牧口は、東盛、大正、三笠、麻布新堀の各校では夜学校の校長も兼任していくことになる。
夜学校は、昼間、労働しなければならない貧困家庭の児童が通えるように、尋常小学校に併設された学校である。
彼は、すべての子どもに愛情を注いだが、貧しい子ども、悩める子どもには、特に心を砕いた。また、権力に迎合し、身の安泰を得るような生き方を嫌った。
ここも、貧困家庭が多く、読み書きができない親もいた。就学率は低かった。
牧口は、自ら児童の家を家庭訪問し、「学校なんか、行かないで働け!」という親を、説得して歩かねばならなかった。
この大正小で、ある時、地元の有力者が、自分の子どもを特別扱いするように、校長の牧口に頼みに来た。

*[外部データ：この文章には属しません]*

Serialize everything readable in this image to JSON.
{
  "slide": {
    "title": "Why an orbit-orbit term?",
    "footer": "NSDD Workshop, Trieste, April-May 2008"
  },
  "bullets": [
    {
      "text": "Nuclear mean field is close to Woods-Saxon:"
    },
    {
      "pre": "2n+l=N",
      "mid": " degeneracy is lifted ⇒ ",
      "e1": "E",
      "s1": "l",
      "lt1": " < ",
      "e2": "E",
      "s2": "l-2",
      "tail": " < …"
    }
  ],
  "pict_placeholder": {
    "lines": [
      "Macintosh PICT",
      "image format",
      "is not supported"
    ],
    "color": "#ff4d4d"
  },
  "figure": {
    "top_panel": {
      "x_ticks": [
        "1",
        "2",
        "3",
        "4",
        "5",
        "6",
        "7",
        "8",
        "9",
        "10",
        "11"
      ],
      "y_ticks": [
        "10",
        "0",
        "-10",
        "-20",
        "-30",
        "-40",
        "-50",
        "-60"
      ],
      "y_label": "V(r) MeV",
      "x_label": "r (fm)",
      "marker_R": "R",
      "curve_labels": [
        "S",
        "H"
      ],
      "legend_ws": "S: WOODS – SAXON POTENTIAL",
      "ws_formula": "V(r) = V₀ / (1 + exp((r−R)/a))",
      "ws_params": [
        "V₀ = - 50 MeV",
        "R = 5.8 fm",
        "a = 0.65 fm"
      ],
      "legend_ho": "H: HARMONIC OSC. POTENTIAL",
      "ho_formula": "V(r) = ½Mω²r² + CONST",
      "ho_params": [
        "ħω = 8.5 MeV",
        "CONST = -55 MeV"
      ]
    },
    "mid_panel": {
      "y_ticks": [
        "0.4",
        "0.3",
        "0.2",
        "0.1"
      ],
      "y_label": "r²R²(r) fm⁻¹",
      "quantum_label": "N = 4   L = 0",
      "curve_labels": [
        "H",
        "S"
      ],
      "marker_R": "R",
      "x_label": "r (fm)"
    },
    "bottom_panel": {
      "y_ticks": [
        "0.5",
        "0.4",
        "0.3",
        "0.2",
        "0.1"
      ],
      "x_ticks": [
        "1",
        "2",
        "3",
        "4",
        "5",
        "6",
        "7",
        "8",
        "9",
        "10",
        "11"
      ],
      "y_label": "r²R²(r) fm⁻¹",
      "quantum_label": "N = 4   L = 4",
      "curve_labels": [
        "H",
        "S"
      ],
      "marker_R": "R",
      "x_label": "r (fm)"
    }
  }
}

断ると、その有力者は、東京市政を牛耳る大物政治家に、牧口の排斥を要請する。
牧口には、『教育にかかわりのない者が権力にものをいわせて教育に口を出すべきではない』という、一貫した強い信念があった。
大物政治家は、前々から、それが面白くなかったようだ。そこで、地元有力者の意向を聞き入れ、牧口を左遷する。
権力におもねらず、信念を貫こうとすれば、迫害という嵐が競い起こる。それに負けぬ強さをもつことこそ、改革者の条件である。